Они сидели так долго, не шевелясь, не говоря…постепенно дыхание Гвиневры выровнялось и Ланселот обнаружил, что его любовь уснула в его объятиях. Бережно он вернул её к себе на колени, не удержавшись – коснулся её лба, и, стараясь не разбудить её, накрыл её покрывалом.


-Бедная моя, сколько тебе пришлось вынести. Сколько ещё придётся, быть может, вынести…

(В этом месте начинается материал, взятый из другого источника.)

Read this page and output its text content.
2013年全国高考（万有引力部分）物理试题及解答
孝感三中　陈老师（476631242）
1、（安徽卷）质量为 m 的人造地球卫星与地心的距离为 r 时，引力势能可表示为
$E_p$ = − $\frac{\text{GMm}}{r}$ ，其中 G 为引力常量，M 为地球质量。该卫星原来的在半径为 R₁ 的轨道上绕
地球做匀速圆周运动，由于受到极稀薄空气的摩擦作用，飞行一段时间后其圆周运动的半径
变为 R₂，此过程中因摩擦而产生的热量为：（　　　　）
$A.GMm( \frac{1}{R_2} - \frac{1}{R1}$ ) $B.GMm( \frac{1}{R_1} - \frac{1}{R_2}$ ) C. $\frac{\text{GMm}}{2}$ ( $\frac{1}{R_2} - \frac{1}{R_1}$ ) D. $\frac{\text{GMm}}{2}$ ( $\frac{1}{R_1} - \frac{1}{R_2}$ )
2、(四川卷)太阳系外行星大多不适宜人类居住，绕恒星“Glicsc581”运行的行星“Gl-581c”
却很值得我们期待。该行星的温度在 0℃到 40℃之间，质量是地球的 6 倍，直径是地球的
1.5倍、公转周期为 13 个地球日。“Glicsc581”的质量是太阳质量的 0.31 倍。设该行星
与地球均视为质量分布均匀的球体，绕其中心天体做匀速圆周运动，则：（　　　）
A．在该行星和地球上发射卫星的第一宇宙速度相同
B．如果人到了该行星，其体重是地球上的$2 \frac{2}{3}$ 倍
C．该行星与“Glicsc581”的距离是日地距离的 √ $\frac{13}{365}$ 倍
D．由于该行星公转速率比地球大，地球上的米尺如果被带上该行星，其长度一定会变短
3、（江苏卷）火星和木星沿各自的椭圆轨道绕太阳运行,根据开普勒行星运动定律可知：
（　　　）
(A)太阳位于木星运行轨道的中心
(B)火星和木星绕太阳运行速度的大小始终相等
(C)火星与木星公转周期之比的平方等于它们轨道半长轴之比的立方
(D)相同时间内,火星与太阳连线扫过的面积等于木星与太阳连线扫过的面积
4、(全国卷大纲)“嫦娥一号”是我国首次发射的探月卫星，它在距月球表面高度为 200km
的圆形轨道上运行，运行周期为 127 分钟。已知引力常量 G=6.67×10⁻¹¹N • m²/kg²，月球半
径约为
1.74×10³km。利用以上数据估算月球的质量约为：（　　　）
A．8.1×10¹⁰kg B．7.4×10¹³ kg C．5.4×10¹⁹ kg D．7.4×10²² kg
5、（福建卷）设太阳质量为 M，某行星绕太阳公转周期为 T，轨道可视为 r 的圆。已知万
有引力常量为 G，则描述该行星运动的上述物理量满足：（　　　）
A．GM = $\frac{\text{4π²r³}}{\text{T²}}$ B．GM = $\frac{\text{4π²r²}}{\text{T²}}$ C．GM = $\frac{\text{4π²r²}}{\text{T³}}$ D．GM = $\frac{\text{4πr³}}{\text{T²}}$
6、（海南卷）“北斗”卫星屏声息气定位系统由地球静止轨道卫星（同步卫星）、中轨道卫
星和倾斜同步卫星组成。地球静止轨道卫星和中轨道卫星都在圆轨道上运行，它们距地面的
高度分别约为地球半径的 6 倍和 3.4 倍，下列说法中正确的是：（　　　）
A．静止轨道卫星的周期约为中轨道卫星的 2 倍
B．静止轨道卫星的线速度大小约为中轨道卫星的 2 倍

Сидеть в одном положении было утомительно, но Ланселот даже не замечал отекающих ног, пульсирующей боли в шее и голове – ничего не замечал. Весь его мир сосредоточился на том существе, что свернулось в его объятиях – доверчиво и сладко, погрузилось в сон и видело что-то в своих путешествиях по миру грёз.


Когда пришёл рассвет – Ланселот его проклял. Мысленно он возненавидел эти лучи солнца, что проникли в комнату, пробежали по покоям и коснулись Гвиневры, обожгли её, разбудили…


Она поднялась – чуть сонная, но всё такая же прекрасная, слегка растрёпанная, но настоящая, взглянула на него, и Ланселоту показалось, что он умирает, когда услышал, что ему пора. Эта ночь, эти часы нежности навсегда остались в его памяти…и в памяти Гвиневры, которая впервые за долгое время, особенно учитывая нынешние обстоятельства, спала спокойно и мирно, спала, лишённая кошмаров и мук совести.


-Мне должно быть стыдно…- прошептала Гвиневра вслед уходящему Ланселоту. – Боже мой, почему мне не стыдно? Я очерствела?


Ей никто не ответил.


Лучи солнца осветили всё герцогство. Они ворвались и в покои короля Артура, где, придавленная железными объятиями короля, Лея, которая так и не сомкнула этой ночью глаз, думала – как бы половчее запустить хорьков в спальню Артура в Камелоте? И, конечно, мысли её занимал Уриен.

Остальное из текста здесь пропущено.